1: Introduction
Introduce the topic of your talk. Indicate that you will explain how the brain basically works and how drugs such as cocaine, opiates and marijuana interact with the brain's normal activities. Tell students that you will introduce the concept of "reward" which is the property that is characteristic of many addictive drugs. Describe the brain as a functional unit; it is made up of billions of nerve cells (neurons) that communicate with each other using electrical and chemical signals.

2: Brain regions and neuronal pathways
Certain parts of the brain govern specific functions. Point to sensory, motor, association and visual cortex to highlight specific functions. Point to the hippocampus to highlight the region that is critical for memory, for example. Indicate that nerve cells or neurons travel from one area to another via pathways to send and integrate information. Show, for example, the reward pathway. Start at the ventral tegmental area (VTA) (in blue), follow the neuronal path to the nucleus accumbens (purple), and then on to the frontal cortex. Explain that this pathway gets activated when a person receives positive reinforcement for certain behaviors ("reward"). Indicate that you will explain how this happens when a person takes an addictive drug.

3: Neuronal structure
Remind the student that pathways are made up of neurons. Describe the anatomy of a neuron (soma, dendrites, and axon are marked with text). State that this neuron is real - as viewed through a microscope. Explain the normal direction of impulse flow. Dendrites and soma receive chemical information from neighboring neuronal axons. The chemical information is converted to electrical currents which travel toward and converge on the soma. A major impulse is produced (the action potential) and travels down the axon toward the terminal. Point to the terminal.

4: The synapse and synaptic neurotransmission
Describe the synapse and the process of chemical neurotransmission. Indicate how vesicles containing a neurotransmitter, such as dopamine (the stars), move toward the presynaptic membrane as an electrical impulse arrives at the terminal. Describe the process of dopamine release (show how the vesicles fuse with the presynaptic membrane). Once inside the synaptic cleft, the dopamine can bind to specific proteins called dopamine receptors (in blue) on the membrane of a neighboring neuron. Introduce the idea that occupation of receptors by neurotransmitters causes various actions in the cell; activation or inhibition of enzymes, entry or exit of certain ions. State that you will describe how this happens in a few moments.

5: Dopamine neurotransmission
Using the close-up of a synapse, continue using dopamine for your example of synaptic function. Explain that it is synthesized in the nerve terminal and packaged in vesicles. Reiterate the steps in neurotransmission. Show how the vesicle fuses with the membrane and releases dopamine. The dopamine molecules can then bind to a dopamine receptor (in blue). After the dopamine binds, it comes off the receptor and is removed from the synaptic cleft by uptake pumps (also proteins) (in red) that reside on the terminal. This process is important so that not too much dopamine is left in the synaptic cleft at any one time. Also point out that there is a neighboring neuron, which releases another compound called a neuromodulator. In this case it is an "endorphin" (blue flying saucers). Endorphins bind to opiate receptors (in green) which reside on the post-synaptic cell or in some cases on the terminals of other neurons (this is not shown so it must be pointed out). The endorphins are destroyed by enzymes rather than removed by uptake pumps.

6: Dopamine and the production of cyclic AMP
Using the close-up view, explain what happens when dopamine binds to its receptor.
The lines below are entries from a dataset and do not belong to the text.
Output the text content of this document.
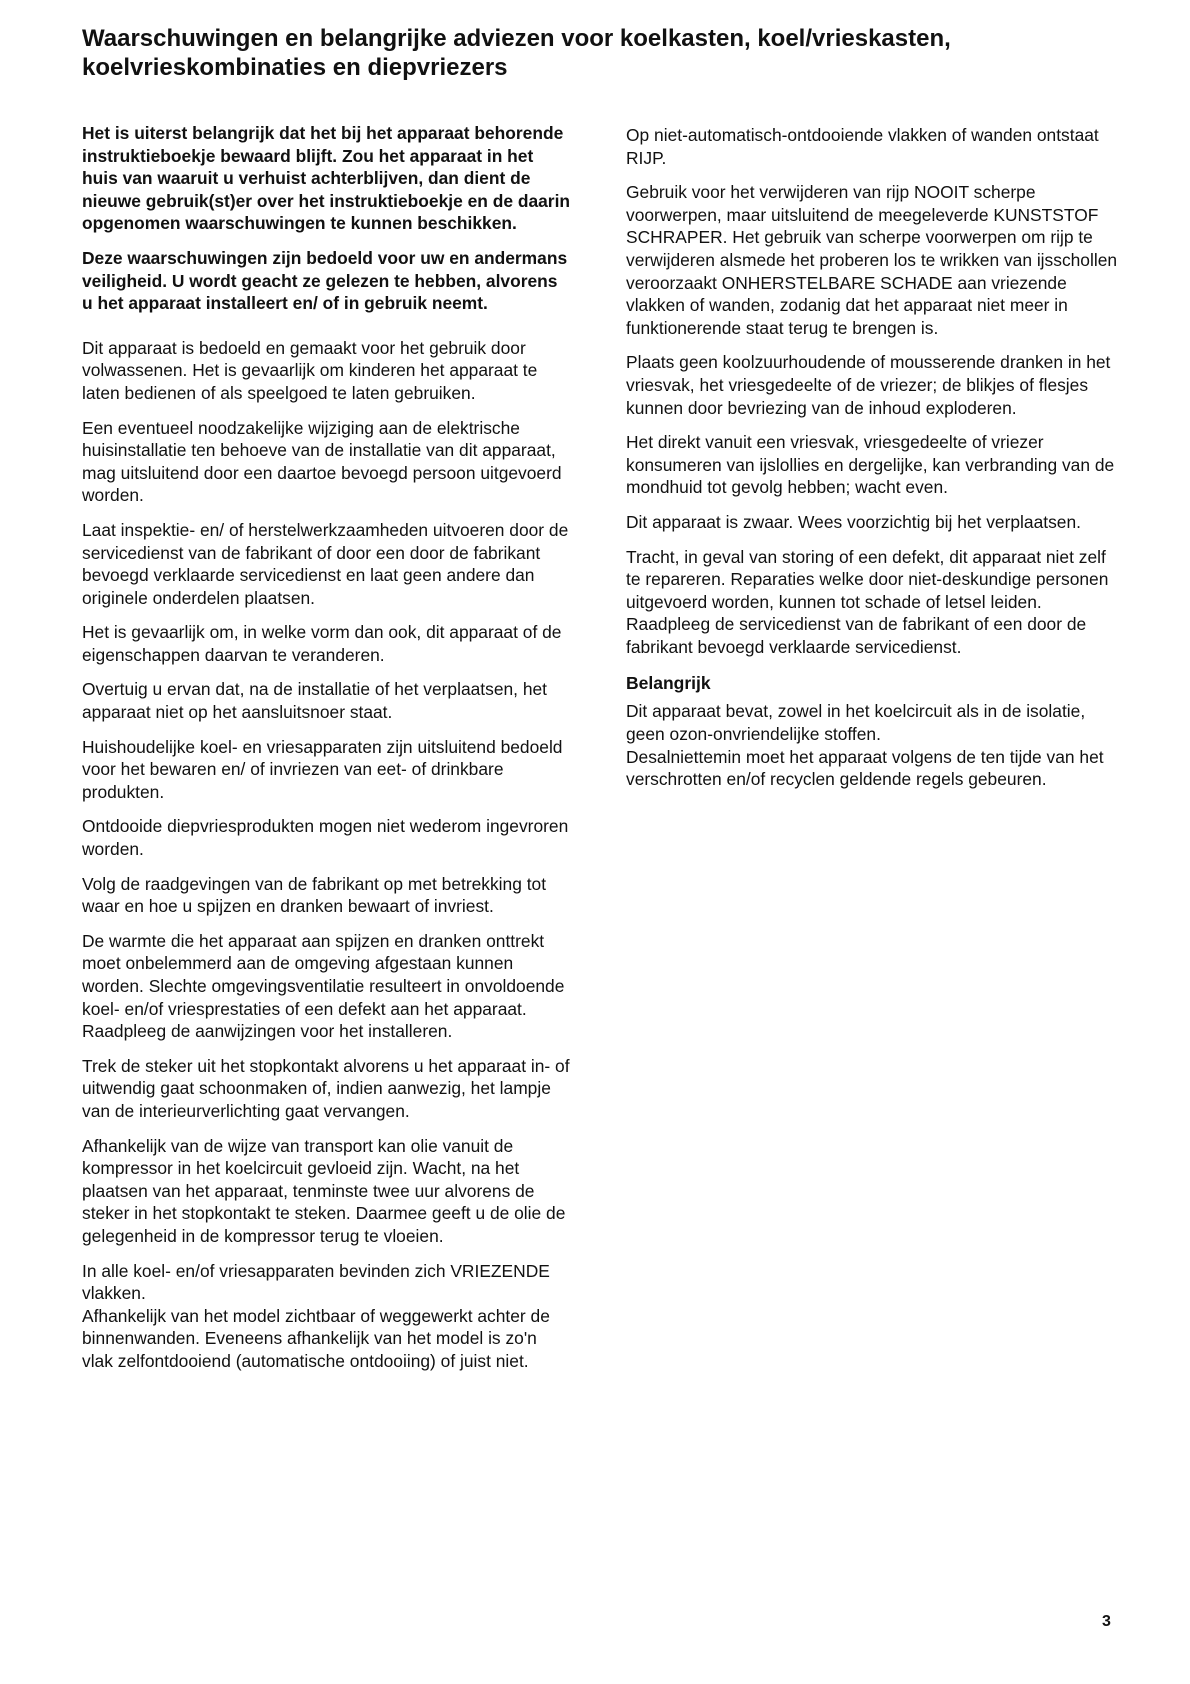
Waarschuwingen en belangrijke adviezen voor koelkasten, koel/vrieskasten, koelvrieskombinaties en diepvriezers

Het is uiterst belangrijk dat het bij het apparaat behorende instruktieboekje bewaard blijft. Zou het apparaat in het huis van waaruit u verhuist achterblijven, dan dient de nieuwe gebruik(st)er over het instruktieboekje en de daarin opgenomen waarschuwingen te kunnen beschikken.

Deze waarschuwingen zijn bedoeld voor uw en andermans veiligheid. U wordt geacht ze gelezen te hebben, alvorens u het apparaat installeert en/ of in gebruik neemt.

Dit apparaat is bedoeld en gemaakt voor het gebruik door volwassenen. Het is gevaarlijk om kinderen het apparaat te laten bedienen of als speelgoed te laten gebruiken.

Een eventueel noodzakelijke wijziging aan de elektrische huisinstallatie ten behoeve van de installatie van dit apparaat, mag uitsluitend door een daartoe bevoegd persoon uitgevoerd worden.

Laat inspektie- en/ of herstelwerkzaamheden uitvoeren door de servicedienst van de fabrikant of door een door de fabrikant bevoegd verklaarde servicedienst en laat geen andere dan originele onderdelen plaatsen.

Het is gevaarlijk om, in welke vorm dan ook, dit apparaat of de eigenschappen daarvan te veranderen.

Overtuig u ervan dat, na de installatie of het verplaatsen, het apparaat niet op het aansluitsnoer staat.

Huishoudelijke koel- en vriesapparaten zijn uitsluitend bedoeld voor het bewaren en/ of invriezen van eet- of drinkbare produkten.

Ontdooide diepvriesprodukten mogen niet wederom ingevroren worden.

Volg de raadgevingen van de fabrikant op met betrekking tot waar en hoe u spijzen en dranken bewaart of invriest.

De warmte die het apparaat aan spijzen en dranken onttrekt moet onbelemmerd aan de omgeving afgestaan kunnen worden. Slechte omgevingsventilatie resulteert in onvoldoende koel- en/of vriesprestaties of een defekt aan het apparaat. Raadpleeg de aanwijzingen voor het installeren.

Trek de steker uit het stopkontakt alvorens u het apparaat in- of uitwendig gaat schoonmaken of, indien aanwezig, het lampje van de interieurverlichting gaat vervangen.

Afhankelijk van de wijze van transport kan olie vanuit de kompressor in het koelcircuit gevloeid zijn. Wacht, na het plaatsen van het apparaat, tenminste twee uur alvorens de steker in het stopkontakt te steken. Daarmee geeft u de olie de gelegenheid in de kompressor terug te vloeien.

In alle koel- en/of vriesapparaten bevinden zich VRIEZENDE vlakken.

Afhankelijk van het model zichtbaar of weggewerkt achter de binnenwanden. Eveneens afhankelijk van het model is zo'n vlak zelfontdooiend (automatische ontdooiing) of juist niet.

Op niet-automatisch-ontdooiende vlakken of wanden ontstaat RIJP.

Gebruik voor het verwijderen van rijp NOOIT scherpe voorwerpen, maar uitsluitend de meegeleverde KUNSTSTOF SCHRAPER. Het gebruik van scherpe voorwerpen om rijp te verwijderen alsmede het proberen los te wrikken van ijsschollen veroorzaakt ONHERSTELBARE SCHADE aan vriezende vlakken of wanden, zodanig dat het apparaat niet meer in funktionerende staat terug te brengen is.

Plaats geen koolzuurhoudende of mousserende dranken in het vriesvak, het vriesgedeelte of de vriezer; de blikjes of flesjes kunnen door bevriezing van de inhoud exploderen.

Het direkt vanuit een vriesvak, vriesgedeelte of vriezer konsumeren van ijslollies en dergelijke, kan verbranding van de mondhuid tot gevolg hebben; wacht even.

Dit apparaat is zwaar. Wees voorzichtig bij het verplaatsen.

Tracht, in geval van storing of een defekt, dit apparaat niet zelf te repareren. Reparaties welke door niet-deskundige personen uitgevoerd worden, kunnen tot schade of letsel leiden. Raadpleeg de servicedienst van de fabrikant of een door de fabrikant bevoegd verklaarde servicedienst.

Belangrijk

Dit apparaat bevat, zowel in het koelcircuit als in de isolatie, geen ozon-onvriendelijke stoffen.

Desalniettemin moet het apparaat volgens de ten tijde van het verschrotten en/of recyclen geldende regels gebeuren.

3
When dopamine binds to its receptor, another protein called a G-protein (in pink) moves up close to the dopamine receptor. The G-protein signals an enzyme to produce cyclic adenosine monophosphate (cAMP) molecules (in green) inside the cell. [Sometimes the signal can decrease production of cAMP, depending on the kind of dopamine receptor and G-protein present.] Point to the dopamine receptor-G-protein/adenylate cyclase complex, and show how cAMP is generated when dopamine binds to its receptor. Indicate that cAMP (point to the cyclic-looking structures) controls many important functions in the cell including the ability of the cell to generate electrical impulses.

7: Summary of neuronal transmission
Use the example of two neurons making contact to summarize neuronal transmission. Point to the cell on the top and indicate that electrical impulses flow in the direction toward the terminal. Remind the students what happens when impulses reach the terminal; neurotransmitters are released, they bind to their receptors, and new impulses are generated in the cell on the bottom. Explain that this is how information travels from neuron to neuron.